Keywords: Synapsin I, II ; In situ hybridization ; Northern blot ; Gene expression ; Postnatal brain development ; Rat

Source: Springer Online Journal Archives 1860-2000

Topics: Medicine

Notes: Abstract Synapsin Ia, Ib, IIa, and IIb are neuronal phosphoproteins, which are supposed to play a role in the short-term regulation of neurotransmitter release. Besides a high degree of homology among the four synapsin subtypes, there are structural differences in the 3′end of their coding region. Here we present the first extensive study of the expression of their gene transcripts by using in situ hybridization and northern blot analysis. Our results show regionally and temporally distinct expression patterns of synapsin Ia, Ib, IIa, and IIb, which suggests different functional properties of the four synapsin subtypes.

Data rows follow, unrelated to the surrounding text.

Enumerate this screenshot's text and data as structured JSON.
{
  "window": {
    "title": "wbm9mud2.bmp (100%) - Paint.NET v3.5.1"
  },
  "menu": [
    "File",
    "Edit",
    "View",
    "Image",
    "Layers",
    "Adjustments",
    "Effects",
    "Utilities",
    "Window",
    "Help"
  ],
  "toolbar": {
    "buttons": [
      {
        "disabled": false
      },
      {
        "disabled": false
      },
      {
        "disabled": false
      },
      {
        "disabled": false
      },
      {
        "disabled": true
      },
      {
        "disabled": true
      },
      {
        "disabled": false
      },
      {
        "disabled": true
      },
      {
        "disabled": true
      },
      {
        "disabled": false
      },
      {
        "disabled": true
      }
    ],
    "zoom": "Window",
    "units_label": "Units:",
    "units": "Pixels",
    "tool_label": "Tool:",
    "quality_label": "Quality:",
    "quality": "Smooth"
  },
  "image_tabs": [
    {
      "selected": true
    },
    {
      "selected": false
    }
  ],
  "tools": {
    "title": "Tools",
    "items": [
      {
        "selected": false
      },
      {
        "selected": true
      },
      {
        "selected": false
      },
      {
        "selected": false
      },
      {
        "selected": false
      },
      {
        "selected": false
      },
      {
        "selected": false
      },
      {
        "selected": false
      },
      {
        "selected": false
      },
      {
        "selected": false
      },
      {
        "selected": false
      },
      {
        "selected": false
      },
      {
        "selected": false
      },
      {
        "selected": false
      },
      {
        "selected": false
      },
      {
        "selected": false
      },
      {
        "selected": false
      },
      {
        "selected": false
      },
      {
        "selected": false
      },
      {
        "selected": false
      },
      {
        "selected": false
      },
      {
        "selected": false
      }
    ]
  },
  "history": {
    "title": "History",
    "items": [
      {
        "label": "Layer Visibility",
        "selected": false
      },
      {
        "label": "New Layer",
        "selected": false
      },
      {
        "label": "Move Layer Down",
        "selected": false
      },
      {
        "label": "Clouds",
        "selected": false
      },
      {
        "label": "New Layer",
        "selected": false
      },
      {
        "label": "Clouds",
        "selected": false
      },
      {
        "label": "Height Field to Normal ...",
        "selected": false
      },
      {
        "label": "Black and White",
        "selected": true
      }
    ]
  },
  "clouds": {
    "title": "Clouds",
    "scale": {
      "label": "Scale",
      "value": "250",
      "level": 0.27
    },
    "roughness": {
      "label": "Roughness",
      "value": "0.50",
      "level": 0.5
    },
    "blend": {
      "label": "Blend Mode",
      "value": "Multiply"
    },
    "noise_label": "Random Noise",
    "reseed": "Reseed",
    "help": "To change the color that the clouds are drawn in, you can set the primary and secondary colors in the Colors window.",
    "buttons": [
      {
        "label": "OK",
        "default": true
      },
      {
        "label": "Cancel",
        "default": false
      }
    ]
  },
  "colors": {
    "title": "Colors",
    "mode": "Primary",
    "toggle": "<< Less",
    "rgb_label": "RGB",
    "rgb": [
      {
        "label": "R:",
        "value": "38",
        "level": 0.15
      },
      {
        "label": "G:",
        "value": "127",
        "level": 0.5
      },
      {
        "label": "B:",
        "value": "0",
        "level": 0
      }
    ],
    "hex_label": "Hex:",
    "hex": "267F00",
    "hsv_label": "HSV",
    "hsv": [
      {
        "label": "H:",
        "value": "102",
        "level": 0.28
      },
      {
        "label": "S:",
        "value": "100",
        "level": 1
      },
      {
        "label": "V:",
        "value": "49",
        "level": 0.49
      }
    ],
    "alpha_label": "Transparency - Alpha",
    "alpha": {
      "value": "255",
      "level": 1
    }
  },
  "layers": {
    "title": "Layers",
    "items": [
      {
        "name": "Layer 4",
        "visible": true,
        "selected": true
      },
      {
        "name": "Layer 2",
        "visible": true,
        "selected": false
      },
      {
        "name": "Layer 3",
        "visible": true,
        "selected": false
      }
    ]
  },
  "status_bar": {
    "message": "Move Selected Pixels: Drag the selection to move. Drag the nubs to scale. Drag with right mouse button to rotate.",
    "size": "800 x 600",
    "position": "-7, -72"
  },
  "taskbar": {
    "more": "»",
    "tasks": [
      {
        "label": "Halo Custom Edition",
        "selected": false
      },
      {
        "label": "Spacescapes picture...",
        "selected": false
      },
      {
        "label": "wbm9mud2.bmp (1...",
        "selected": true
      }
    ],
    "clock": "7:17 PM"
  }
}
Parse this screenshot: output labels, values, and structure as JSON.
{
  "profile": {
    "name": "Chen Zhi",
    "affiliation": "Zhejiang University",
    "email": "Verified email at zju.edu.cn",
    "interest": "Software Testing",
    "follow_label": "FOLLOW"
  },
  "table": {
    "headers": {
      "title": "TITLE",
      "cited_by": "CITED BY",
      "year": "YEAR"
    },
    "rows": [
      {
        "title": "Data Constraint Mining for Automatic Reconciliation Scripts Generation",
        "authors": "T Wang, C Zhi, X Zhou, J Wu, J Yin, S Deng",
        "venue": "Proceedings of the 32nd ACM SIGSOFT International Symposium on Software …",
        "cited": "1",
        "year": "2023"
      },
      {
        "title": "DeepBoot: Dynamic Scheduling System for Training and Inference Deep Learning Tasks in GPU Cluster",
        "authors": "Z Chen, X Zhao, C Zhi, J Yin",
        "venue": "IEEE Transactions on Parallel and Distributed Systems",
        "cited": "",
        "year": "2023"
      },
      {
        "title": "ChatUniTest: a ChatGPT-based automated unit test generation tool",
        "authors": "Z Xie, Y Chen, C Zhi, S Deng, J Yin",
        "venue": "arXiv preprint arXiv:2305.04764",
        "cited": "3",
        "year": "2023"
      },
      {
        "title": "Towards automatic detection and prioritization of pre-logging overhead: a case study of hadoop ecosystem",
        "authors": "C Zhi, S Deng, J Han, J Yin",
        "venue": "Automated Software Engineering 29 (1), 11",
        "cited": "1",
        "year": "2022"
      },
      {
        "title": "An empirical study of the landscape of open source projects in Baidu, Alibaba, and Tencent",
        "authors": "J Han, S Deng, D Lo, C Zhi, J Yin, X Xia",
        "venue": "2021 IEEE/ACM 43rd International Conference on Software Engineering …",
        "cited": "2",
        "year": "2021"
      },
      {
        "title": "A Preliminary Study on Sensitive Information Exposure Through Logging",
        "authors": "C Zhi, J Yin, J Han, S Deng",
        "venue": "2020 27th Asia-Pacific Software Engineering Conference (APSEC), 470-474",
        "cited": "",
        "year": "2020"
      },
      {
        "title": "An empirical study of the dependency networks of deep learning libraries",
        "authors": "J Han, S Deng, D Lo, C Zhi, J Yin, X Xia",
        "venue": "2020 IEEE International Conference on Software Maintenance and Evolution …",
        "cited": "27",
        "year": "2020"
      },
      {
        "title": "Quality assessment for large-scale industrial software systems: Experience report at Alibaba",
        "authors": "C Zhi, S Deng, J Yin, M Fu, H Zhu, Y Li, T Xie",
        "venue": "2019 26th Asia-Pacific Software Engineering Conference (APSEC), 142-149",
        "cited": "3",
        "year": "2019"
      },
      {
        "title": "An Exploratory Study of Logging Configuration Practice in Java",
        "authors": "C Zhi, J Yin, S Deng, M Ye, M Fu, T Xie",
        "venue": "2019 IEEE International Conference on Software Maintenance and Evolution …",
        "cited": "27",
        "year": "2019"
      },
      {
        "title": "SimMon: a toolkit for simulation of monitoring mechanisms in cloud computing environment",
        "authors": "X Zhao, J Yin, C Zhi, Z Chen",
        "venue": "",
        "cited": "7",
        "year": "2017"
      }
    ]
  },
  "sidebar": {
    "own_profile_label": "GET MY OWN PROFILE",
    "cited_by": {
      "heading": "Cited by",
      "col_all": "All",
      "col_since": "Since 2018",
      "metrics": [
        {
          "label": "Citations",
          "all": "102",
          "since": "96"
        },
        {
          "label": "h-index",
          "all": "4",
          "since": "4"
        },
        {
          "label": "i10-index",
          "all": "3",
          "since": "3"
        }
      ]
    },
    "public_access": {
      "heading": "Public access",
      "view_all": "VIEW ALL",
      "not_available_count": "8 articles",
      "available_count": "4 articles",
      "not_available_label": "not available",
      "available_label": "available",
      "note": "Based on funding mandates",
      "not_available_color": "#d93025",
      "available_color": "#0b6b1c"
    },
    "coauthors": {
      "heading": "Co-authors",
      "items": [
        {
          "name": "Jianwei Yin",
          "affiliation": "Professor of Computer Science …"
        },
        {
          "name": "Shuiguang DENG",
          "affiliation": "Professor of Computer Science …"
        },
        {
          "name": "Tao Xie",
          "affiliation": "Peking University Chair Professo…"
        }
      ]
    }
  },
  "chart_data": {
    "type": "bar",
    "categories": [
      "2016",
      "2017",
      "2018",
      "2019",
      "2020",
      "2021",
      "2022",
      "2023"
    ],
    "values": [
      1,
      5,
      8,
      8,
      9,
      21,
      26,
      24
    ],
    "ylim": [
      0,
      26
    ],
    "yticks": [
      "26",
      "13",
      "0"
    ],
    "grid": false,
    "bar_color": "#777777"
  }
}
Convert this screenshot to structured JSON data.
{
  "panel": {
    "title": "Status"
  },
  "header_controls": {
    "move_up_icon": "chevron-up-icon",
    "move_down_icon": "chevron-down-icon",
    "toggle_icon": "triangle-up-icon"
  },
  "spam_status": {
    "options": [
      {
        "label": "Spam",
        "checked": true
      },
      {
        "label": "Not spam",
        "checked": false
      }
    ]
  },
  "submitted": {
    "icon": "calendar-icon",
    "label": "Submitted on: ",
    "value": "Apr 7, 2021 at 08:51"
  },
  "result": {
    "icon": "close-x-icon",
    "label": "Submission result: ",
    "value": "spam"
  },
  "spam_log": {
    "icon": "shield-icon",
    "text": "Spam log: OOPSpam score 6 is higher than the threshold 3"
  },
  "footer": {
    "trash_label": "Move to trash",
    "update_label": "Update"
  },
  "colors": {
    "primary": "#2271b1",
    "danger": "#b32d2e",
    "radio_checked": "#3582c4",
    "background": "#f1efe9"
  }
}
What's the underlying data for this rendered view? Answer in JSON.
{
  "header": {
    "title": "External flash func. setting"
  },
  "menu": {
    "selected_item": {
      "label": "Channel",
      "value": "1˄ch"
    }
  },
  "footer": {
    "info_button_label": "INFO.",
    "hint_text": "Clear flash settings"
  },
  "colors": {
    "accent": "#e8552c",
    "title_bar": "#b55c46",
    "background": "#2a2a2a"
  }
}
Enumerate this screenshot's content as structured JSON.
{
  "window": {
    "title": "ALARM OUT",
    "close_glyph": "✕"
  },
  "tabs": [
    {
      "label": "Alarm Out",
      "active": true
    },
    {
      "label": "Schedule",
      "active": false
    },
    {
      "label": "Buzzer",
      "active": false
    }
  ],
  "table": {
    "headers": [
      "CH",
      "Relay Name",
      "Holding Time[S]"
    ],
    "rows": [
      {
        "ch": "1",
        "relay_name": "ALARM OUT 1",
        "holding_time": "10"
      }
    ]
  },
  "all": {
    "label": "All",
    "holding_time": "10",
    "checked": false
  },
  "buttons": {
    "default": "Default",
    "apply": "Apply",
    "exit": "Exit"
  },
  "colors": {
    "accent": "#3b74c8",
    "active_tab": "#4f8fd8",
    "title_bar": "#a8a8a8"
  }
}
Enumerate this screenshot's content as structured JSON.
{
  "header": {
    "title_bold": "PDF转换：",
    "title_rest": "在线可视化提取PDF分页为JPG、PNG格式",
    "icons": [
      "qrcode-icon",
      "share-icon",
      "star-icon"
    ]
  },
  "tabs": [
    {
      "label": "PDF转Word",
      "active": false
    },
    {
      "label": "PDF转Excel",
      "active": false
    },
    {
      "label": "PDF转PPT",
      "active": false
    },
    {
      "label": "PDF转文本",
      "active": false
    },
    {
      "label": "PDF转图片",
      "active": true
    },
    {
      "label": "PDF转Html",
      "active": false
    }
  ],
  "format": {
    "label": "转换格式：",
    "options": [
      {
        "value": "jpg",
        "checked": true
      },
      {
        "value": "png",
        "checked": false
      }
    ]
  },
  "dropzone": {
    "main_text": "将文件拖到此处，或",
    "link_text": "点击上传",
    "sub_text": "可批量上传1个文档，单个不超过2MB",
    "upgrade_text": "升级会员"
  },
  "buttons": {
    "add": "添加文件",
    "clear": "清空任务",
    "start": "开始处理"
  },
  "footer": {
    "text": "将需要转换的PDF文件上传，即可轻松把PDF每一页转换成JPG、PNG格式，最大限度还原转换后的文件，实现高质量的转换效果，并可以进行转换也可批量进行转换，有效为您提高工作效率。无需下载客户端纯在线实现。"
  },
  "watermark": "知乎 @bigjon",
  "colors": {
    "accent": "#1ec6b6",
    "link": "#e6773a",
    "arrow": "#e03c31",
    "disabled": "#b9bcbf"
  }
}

There was no specific messenger RNA (mRNA) expression of synapsin IIb in most brain regions apart from the cerebellum, suggesting a minor functional role of this synapsin subtype. Synapsin Ia, Ib, and IIa mRNA were expressed earlier in ontogenetically older brain regions such as the piriform cortex, the thalamus, and the hippocampus and later in ontogenetically younger areas such as the neocortex and the cerebellum. Owing to the distinct expression pattern of the synapsin subtypes, we suppose that the synapsins might be essential for the underlying molecular mechanism of pattern formation and plasticity in distinct brain regions during different states of rat brain development.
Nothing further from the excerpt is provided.